Flax/Jax/TPU questions

  • How to get current available memory in TPU, like nvidia-smi? I tried to use bfloat in TPU, but doesn’t seem to work. Is there ways to get TPU memory info from other process? (tensorboard didn’t work, not sure if I did something wrong, and pprof looks like it can only profile usage of the process itself. I am getting paranoid and thinking there might be TPU memory used by dead process.

I decided to use GPU to debug and get an idea of how much memory is used. I tried adafactor, and float16, and the memory saving seem small. (I used XLA_PYTHON_CLIENT_ALLOCATOR=platform, XLA_PYTHON_CLIENT_PREALLOCATE=false so I can see the actual usage.)

  • How does float16/bfloat16 works? I printed the params and it’s float32, is it expected behavior?
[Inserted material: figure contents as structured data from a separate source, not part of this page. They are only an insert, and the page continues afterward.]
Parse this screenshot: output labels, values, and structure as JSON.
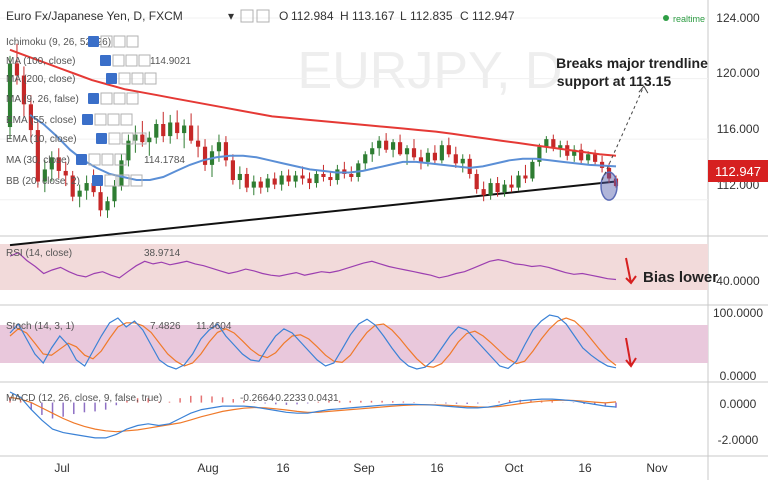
{
  "header": {
    "symbol": "Euro Fx/Japanese Yen, D, FXCM",
    "ohlc": [
      {
        "k": "O",
        "v": "112.984"
      },
      {
        "k": "H",
        "v": "113.167"
      },
      {
        "k": "L",
        "v": "112.835"
      },
      {
        "k": "C",
        "v": "112.947"
      }
    ],
    "status": "realtime"
  },
  "indicators": [
    {
      "label": "Ichimoku (9, 26, 52, 26)",
      "value": ""
    },
    {
      "label": "MA (100, close)",
      "value": "114.9021"
    },
    {
      "label": "MA (200, close)",
      "value": ""
    },
    {
      "label": "MA (9, 26, false)",
      "value": ""
    },
    {
      "label": "EMA (55, close)",
      "value": ""
    },
    {
      "label": "EMA (10, close)",
      "value": ""
    },
    {
      "label": "MA (30, close)",
      "value": "114.1784"
    },
    {
      "label": "BB (20, close, 2)",
      "value": ""
    }
  ],
  "main_axis": {
    "ticks": [
      "124.000",
      "120.000",
      "116.000",
      "112.000"
    ],
    "current_price": "112.947"
  },
  "annotations": {
    "breaks": "Breaks major trendline support at 113.15",
    "bias": "Bias lower"
  },
  "rsi": {
    "label": "RSI (14, close)",
    "value": "38.9714",
    "ticks": [
      "40.0000"
    ]
  },
  "stoch": {
    "label": "Stoch (14, 3, 1)",
    "k": "7.4826",
    "d": "11.4604",
    "ticks": [
      "100.0000",
      "0.0000"
    ]
  },
  "macd": {
    "label": "MACD (12, 26, close, 9, false, true)",
    "hist": "-0.2664",
    "macd": "-0.2233",
    "signal": "0.0431",
    "ticks": [
      "0.0000",
      "-2.0000"
    ]
  },
  "x_axis": {
    "ticks": [
      "Jul",
      "Aug",
      "16",
      "Sep",
      "16",
      "Oct",
      "16",
      "Nov"
    ]
  },
  "colors": {
    "up_candle": "#2e7d32",
    "down_candle": "#c62828",
    "ma100": "#e53935",
    "ma30": "#5b8fd6",
    "trendline": "#111111",
    "rsi": "#9c3fb0",
    "stoch_k": "#3b82d6",
    "stoch_d": "#f07a2a",
    "macd": "#3b82d6",
    "signal": "#f07a2a",
    "band_fill": "#f2dada",
    "stoch_fill": "#e9c8dc",
    "accent": "#d62020"
  },
  "chart_data": [
    {
      "type": "candlestick",
      "ylim": [
        110,
        124
      ],
      "x_labels": [
        "Jul",
        "Aug",
        "16",
        "Sep",
        "16",
        "Oct",
        "16",
        "Nov"
      ],
      "candles": [
        [
          116.8,
          121.5,
          116.0,
          121.0
        ],
        [
          121.0,
          122.3,
          119.6,
          120.2
        ],
        [
          120.2,
          120.8,
          117.5,
          118.3
        ],
        [
          118.3,
          118.9,
          115.8,
          116.6
        ],
        [
          116.6,
          117.1,
          112.8,
          113.2
        ],
        [
          113.2,
          114.6,
          112.5,
          114.0
        ],
        [
          114.0,
          115.2,
          113.2,
          114.8
        ],
        [
          114.8,
          115.4,
          113.4,
          113.9
        ],
        [
          113.9,
          114.5,
          112.9,
          113.6
        ],
        [
          113.6,
          113.9,
          111.9,
          112.2
        ],
        [
          112.2,
          113.0,
          111.5,
          112.6
        ],
        [
          112.6,
          113.6,
          112.0,
          113.1
        ],
        [
          113.1,
          114.0,
          112.2,
          112.5
        ],
        [
          112.5,
          112.9,
          110.9,
          111.3
        ],
        [
          111.3,
          112.2,
          110.8,
          111.9
        ],
        [
          111.9,
          113.3,
          111.5,
          112.9
        ],
        [
          112.9,
          115.0,
          112.6,
          114.6
        ],
        [
          114.6,
          116.3,
          114.2,
          115.9
        ],
        [
          115.9,
          116.9,
          115.1,
          116.3
        ],
        [
          116.3,
          117.2,
          115.5,
          115.8
        ],
        [
          115.8,
          116.5,
          114.9,
          116.1
        ],
        [
          116.1,
          117.3,
          115.7,
          117.0
        ],
        [
          117.0,
          117.8,
          115.8,
          116.2
        ],
        [
          116.2,
          117.6,
          115.7,
          117.1
        ],
        [
          117.1,
          117.9,
          116.0,
          116.4
        ],
        [
          116.4,
          117.3,
          115.4,
          116.9
        ],
        [
          116.9,
          117.7,
          115.7,
          115.9
        ],
        [
          115.9,
          116.9,
          114.8,
          115.5
        ],
        [
          115.5,
          116.0,
          113.9,
          114.3
        ],
        [
          114.3,
          115.6,
          113.5,
          115.2
        ],
        [
          115.2,
          116.3,
          114.5,
          115.8
        ],
        [
          115.8,
          116.2,
          114.2,
          114.6
        ],
        [
          114.6,
          115.0,
          113.0,
          113.3
        ],
        [
          113.3,
          114.2,
          112.7,
          113.7
        ],
        [
          113.7,
          114.1,
          112.5,
          112.8
        ],
        [
          112.8,
          113.6,
          112.3,
          113.2
        ],
        [
          113.2,
          113.5,
          112.4,
          112.8
        ],
        [
          112.8,
          113.7,
          112.5,
          113.4
        ],
        [
          113.4,
          113.8,
          112.7,
          113.0
        ],
        [
          113.0,
          113.9,
          112.6,
          113.6
        ],
        [
          113.6,
          114.0,
          112.9,
          113.2
        ],
        [
          113.2,
          113.9,
          112.8,
          113.6
        ],
        [
          113.6,
          114.2,
          113.0,
          113.4
        ],
        [
          113.4,
          113.8,
          112.7,
          113.1
        ],
        [
          113.1,
          113.9,
          112.8,
          113.7
        ],
        [
          113.7,
          114.3,
          113.2,
          113.5
        ],
        [
          113.5,
          113.8,
          112.9,
          113.3
        ],
        [
          113.3,
          114.3,
          113.0,
          114.0
        ],
        [
          114.0,
          114.5,
          113.4,
          113.7
        ],
        [
          113.7,
          114.2,
          113.2,
          113.5
        ],
        [
          113.5,
          114.6,
          113.2,
          114.4
        ],
        [
          114.4,
          115.2,
          114.0,
          115.0
        ],
        [
          115.0,
          115.8,
          114.5,
          115.4
        ],
        [
          115.4,
          116.2,
          114.9,
          115.9
        ],
        [
          115.9,
          116.4,
          115.1,
          115.3
        ],
        [
          115.3,
          116.0,
          114.8,
          115.8
        ],
        [
          115.8,
          116.3,
          114.9,
          115.0
        ],
        [
          115.0,
          115.6,
          114.3,
          115.4
        ],
        [
          115.4,
          116.0,
          114.6,
          114.8
        ],
        [
          114.8,
          115.3,
          114.0,
          114.5
        ],
        [
          114.5,
          115.4,
          114.2,
          115.1
        ],
        [
          115.1,
          115.6,
          114.3,
          114.6
        ],
        [
          114.6,
          115.9,
          114.4,
          115.6
        ],
        [
          115.6,
          116.1,
          114.8,
          115.0
        ],
        [
          115.0,
          115.5,
          114.1,
          114.4
        ],
        [
          114.4,
          115.0,
          113.8,
          114.7
        ],
        [
          114.7,
          115.0,
          113.4,
          113.7
        ],
        [
          113.7,
          114.0,
          112.4,
          112.7
        ],
        [
          112.7,
          113.2,
          111.9,
          112.3
        ],
        [
          112.3,
          113.4,
          112.0,
          113.1
        ],
        [
          113.1,
          113.5,
          112.2,
          112.5
        ],
        [
          112.5,
          113.3,
          112.2,
          113.0
        ],
        [
          113.0,
          113.6,
          112.5,
          112.8
        ],
        [
          112.8,
          113.9,
          112.6,
          113.6
        ],
        [
          113.6,
          114.3,
          113.1,
          113.4
        ],
        [
          113.4,
          114.7,
          113.2,
          114.5
        ],
        [
          114.5,
          115.7,
          114.2,
          115.5
        ],
        [
          115.5,
          116.2,
          115.1,
          116.0
        ],
        [
          116.0,
          116.3,
          115.2,
          115.4
        ],
        [
          115.4,
          115.9,
          114.8,
          115.6
        ],
        [
          115.6,
          115.9,
          114.6,
          114.9
        ],
        [
          114.9,
          115.6,
          114.5,
          115.3
        ],
        [
          115.3,
          115.7,
          114.4,
          114.6
        ],
        [
          114.6,
          115.2,
          114.3,
          115.0
        ],
        [
          115.0,
          115.3,
          114.3,
          114.5
        ],
        [
          114.5,
          114.9,
          113.8,
          114.1
        ],
        [
          114.1,
          114.4,
          113.1,
          113.4
        ],
        [
          113.4,
          113.6,
          112.8,
          112.9
        ]
      ],
      "ma100": [
        121.9,
        121.5,
        121.1,
        120.7,
        120.3,
        119.9,
        119.6,
        119.3,
        119.1,
        118.9,
        118.7,
        118.5,
        118.3,
        118.1,
        117.9,
        117.7,
        117.5,
        117.4,
        117.3,
        117.2,
        117.1,
        117.0,
        116.9,
        116.8,
        116.7,
        116.6,
        116.5,
        116.35,
        116.2,
        116.05,
        115.9,
        115.75,
        115.6,
        115.45,
        115.3,
        115.15,
        115.0,
        114.9
      ],
      "ma30": [
        117.6,
        117.0,
        116.2,
        115.3,
        114.6,
        114.1,
        113.7,
        113.5,
        113.3,
        113.3,
        113.5,
        113.9,
        114.3,
        114.6,
        114.8,
        114.9,
        114.9,
        114.8,
        114.6,
        114.4,
        114.2,
        114.0,
        113.9,
        113.8,
        113.8,
        113.9,
        114.1,
        114.3,
        114.5,
        114.5,
        114.4,
        114.3,
        114.2,
        114.1,
        114.2,
        114.4,
        114.6,
        114.7,
        114.7,
        114.6,
        114.5,
        114.4,
        114.3,
        114.25,
        114.2
      ],
      "trendline": [
        [
          0,
          109.0
        ],
        [
          87,
          113.2
        ]
      ],
      "breakdown_arrow": [
        [
          85,
          113.3
        ],
        [
          91,
          119.5
        ]
      ]
    },
    {
      "type": "line",
      "name": "RSI (14, close)",
      "ylim": [
        20,
        80
      ],
      "band": [
        30,
        70
      ],
      "values": [
        66,
        70,
        61,
        54,
        46,
        50,
        53,
        48,
        44,
        42,
        46,
        48,
        44,
        41,
        48,
        55,
        60,
        57,
        59,
        56,
        58,
        60,
        57,
        55,
        52,
        49,
        46,
        48,
        51,
        49,
        46,
        44,
        43,
        45,
        47,
        44,
        46,
        48,
        47,
        49,
        52,
        55,
        58,
        60,
        57,
        54,
        52,
        50,
        48,
        46,
        44,
        41,
        43,
        46,
        48,
        52,
        56,
        60,
        62,
        60,
        57,
        56,
        54,
        55,
        53,
        50,
        47,
        45,
        46,
        44,
        42,
        40,
        39
      ]
    },
    {
      "type": "line",
      "name": "Stoch (14, 3, 1)",
      "ylim": [
        0,
        100
      ],
      "band": [
        20,
        80
      ],
      "k": [
        65,
        80,
        55,
        30,
        15,
        40,
        60,
        45,
        20,
        10,
        35,
        60,
        82,
        90,
        75,
        85,
        70,
        45,
        20,
        10,
        5,
        12,
        30,
        55,
        70,
        80,
        60,
        45,
        30,
        20,
        18,
        40,
        60,
        72,
        65,
        50,
        35,
        20,
        10,
        15,
        38,
        62,
        80,
        88,
        78,
        60,
        40,
        22,
        10,
        5,
        8,
        20,
        40,
        60,
        75,
        70,
        55,
        40,
        25,
        10,
        6,
        18,
        45,
        70,
        85,
        95,
        92,
        80,
        60,
        40,
        28,
        18,
        10,
        7
      ],
      "d": [
        60,
        72,
        65,
        48,
        30,
        28,
        38,
        48,
        42,
        28,
        22,
        35,
        56,
        75,
        82,
        82,
        77,
        66,
        48,
        30,
        18,
        10,
        15,
        30,
        50,
        66,
        72,
        65,
        52,
        38,
        28,
        24,
        32,
        48,
        60,
        62,
        55,
        42,
        28,
        18,
        16,
        28,
        48,
        66,
        78,
        80,
        70,
        55,
        38,
        22,
        10,
        8,
        14,
        30,
        50,
        64,
        68,
        60,
        48,
        35,
        22,
        14,
        18,
        35,
        55,
        72,
        85,
        90,
        85,
        72,
        55,
        38,
        22,
        11
      ]
    },
    {
      "type": "line",
      "name": "MACD (12, 26, close, 9, false, true)",
      "ylim": [
        -2.8,
        0.6
      ],
      "macd": [
        0.6,
        0.3,
        -0.4,
        -1.0,
        -1.5,
        -1.7,
        -1.8,
        -1.9,
        -2.0,
        -2.0,
        -1.8,
        -1.5,
        -1.3,
        -1.2,
        -1.3,
        -1.2,
        -0.9,
        -0.6,
        -0.4,
        -0.3,
        -0.2,
        -0.2,
        -0.2,
        -0.25,
        -0.35,
        -0.45,
        -0.55,
        -0.6,
        -0.6,
        -0.5,
        -0.4,
        -0.35,
        -0.3,
        -0.25,
        -0.2,
        -0.15,
        -0.12,
        -0.1,
        -0.1,
        -0.12,
        -0.15,
        -0.2,
        -0.25,
        -0.3,
        -0.3,
        -0.25,
        -0.15,
        0.0,
        0.1,
        0.15,
        0.2,
        0.2,
        0.15,
        0.1,
        0.0,
        -0.1,
        -0.2,
        -0.25
      ],
      "signal": [
        0.3,
        0.2,
        0.0,
        -0.3,
        -0.6,
        -0.9,
        -1.15,
        -1.35,
        -1.5,
        -1.6,
        -1.65,
        -1.6,
        -1.55,
        -1.45,
        -1.35,
        -1.25,
        -1.15,
        -0.98,
        -0.8,
        -0.65,
        -0.5,
        -0.4,
        -0.32,
        -0.28,
        -0.3,
        -0.35,
        -0.42,
        -0.5,
        -0.55,
        -0.55,
        -0.5,
        -0.45,
        -0.4,
        -0.35,
        -0.3,
        -0.25,
        -0.2,
        -0.16,
        -0.13,
        -0.12,
        -0.13,
        -0.15,
        -0.18,
        -0.22,
        -0.25,
        -0.26,
        -0.22,
        -0.15,
        -0.06,
        0.02,
        0.08,
        0.12,
        0.14,
        0.12,
        0.08,
        0.03,
        -0.02,
        0.04
      ]
    }
  ]
}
Here is the code:
import jax.numpy as jnp
from transformers import FlaxT5ForConditionalGeneration, AutoConfig
import jax

config = AutoConfig.from_pretrained('t5-base')
model = FlaxT5ForConditionalGeneration(config, seed=0, dtype=jnp.float16)
print(jax.tree_map(lambda x: x.dtype, model.params))

output: (trimmed)

{'decoder': {'block': {'0': {'layer': {'0': {'SelfAttention': {'k': {'kernel': dtype('float32')},
       'o': {'kernel': dtype('float32')},
       'q': {'kernel': dtype('float32')},
       'relative_attention_bias': {'embedding': dtype('float32')},
  • another float16/bfloat16 question: In the google t5x (flax t5) code, there is this line:
    if use_bfloat16:
      grad = jax.tree_map(lambda x: x.astype(jnp.bfloat16), grad)

But huggingface example doesn’t have this line, which one is “correct”? Is there a difference?

  • another question is related to training speed: I am training t5-base, with per_device_batch_size=16, which means batch_size=16*8=128 and max_seq_len=512 (same as t5 paper) and t5 paper trains 524,288 steps, my progress bar says it would take 8 days for that many steps, is this good?
1 Like

A quick note on reduced precision training:

Params are typically still stored in float32. But some intermediate computations can be done in bfloat16. Most standard Flax modules have a dtype attribute, that you can set to bfloat16 to compute the safe parts in reduced precision.

1 Like